What Mayweather has become really good at is promoting, selling the public something and making them believe what they are buying.

It worked when he came back against Juan Manuel Marquez. They bought it when he took on Victor Ortiz and Guerrero.

They went bonkers when he polished off red headed Mexican sensation Canelo Alvarez.

Maidana?  He dominated the copycat Adrien Broner and the public went to twitter and asked for whom  should fight Mayweather instead Amir Kahn who was losing traction as a popular choice.

Fight fans will get all of them on this Pay Per View card.

It is the most expensive undercard in the history of boxing, according to Showtime spokes holes.

That too might be debatable since few had greater undercards in the history of the sport than King.

Chances are you would not have compiled such an undercard if the public were buying the Maidana mismatch.

Nonetheless, it will justify plucking down almost $80 bucs to see Money.

Regardless what anyone says about Mayweather, he’s worth seeing and as a Black athlete worth admiring.

The majority of all of the people working for Mayweather Promotions are Black. Including among them CEO Leonard Ellerbe.

“People don’t know this, but Leonard had a good paying job in DC. That he would leave his six figure paying job and pay his own way to come and support be as trainer and working security says a lot about who he really is,” complemented Mayweather.

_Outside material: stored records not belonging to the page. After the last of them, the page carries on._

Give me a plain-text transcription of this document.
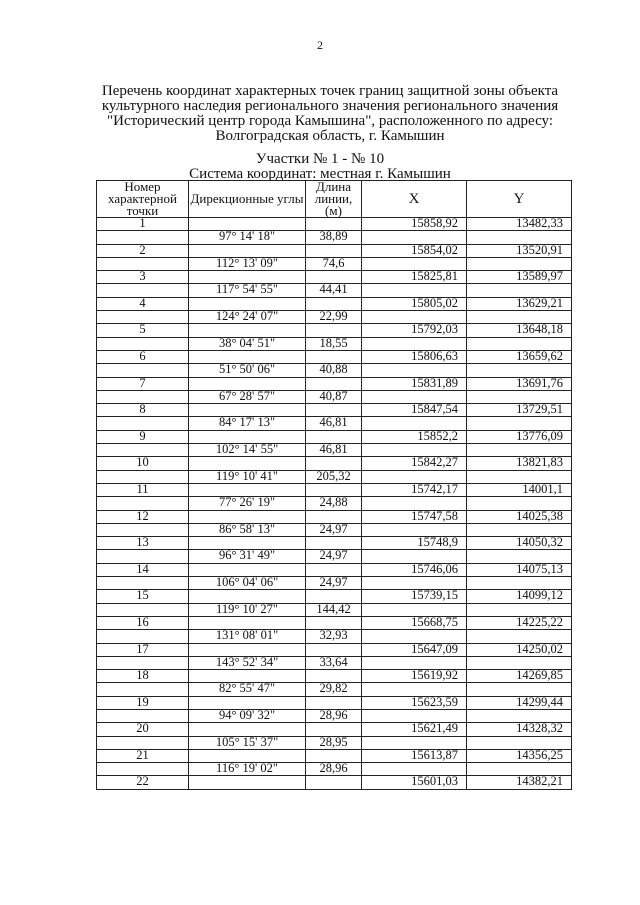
2
Перечень координат характерных точек границ защитной зоны объекта
культурного наследия регионального значения регионального значения
"Исторический центр города Камышина", расположенного по адресу:
Волгоградская область, г. Камышин
Участки № 1 - № 10
Система координат: местная г. Камышин
Номер характерной точки	Дирекционные углы	Длина линии, (м)	X	Y
1			15858,92	13482,33
	97° 14' 18"	38,89		
2			15854,02	13520,91
	112° 13' 09"	74,6		
3			15825,81	13589,97
	117° 54' 55"	44,41		
4			15805,02	13629,21
	124° 24' 07"	22,99		
5			15792,03	13648,18
	38° 04' 51"	18,55		
6			15806,63	13659,62
	51° 50' 06"	40,88		
7			15831,89	13691,76
	67° 28' 57"	40,87		
8			15847,54	13729,51
	84° 17' 13"	46,81		
9			15852,2	13776,09
	102° 14' 55"	46,81		
10			15842,27	13821,83
	119° 10' 41"	205,32		
11			15742,17	14001,1
	77° 26' 19"	24,88		
12			15747,58	14025,38
	86° 58' 13"	24,97		
13			15748,9	14050,32
	96° 31' 49"	24,97		
14			15746,06	14075,13
	106° 04' 06"	24,97		
15			15739,15	14099,12
	119° 10' 27"	144,42		
16			15668,75	14225,22
	131° 08' 01"	32,93		
17			15647,09	14250,02
	143° 52' 34"	33,64		
18			15619,92	14269,85
	82° 55' 47"	29,82		
19			15623,59	14299,44
	94° 09' 32"	28,96		
20			15621,49	14328,32
	105° 15' 37"	28,95		
21			15613,87	14356,25
	116° 19' 02"	28,96		
22			15601,03	14382,21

“I wasn’t paying him what he was worth at first and we’ve been through a lot. Today he’s a multi-millionaire.”

Ellerbe is not the only Black on the team, nearly all of his security detail is Black and other members of the training and promotional team is African American.

It says a lot about who and what Floyd ‘Money’ Mayweather believes in, and it is a page that other prominent Black athletes should pay attention to.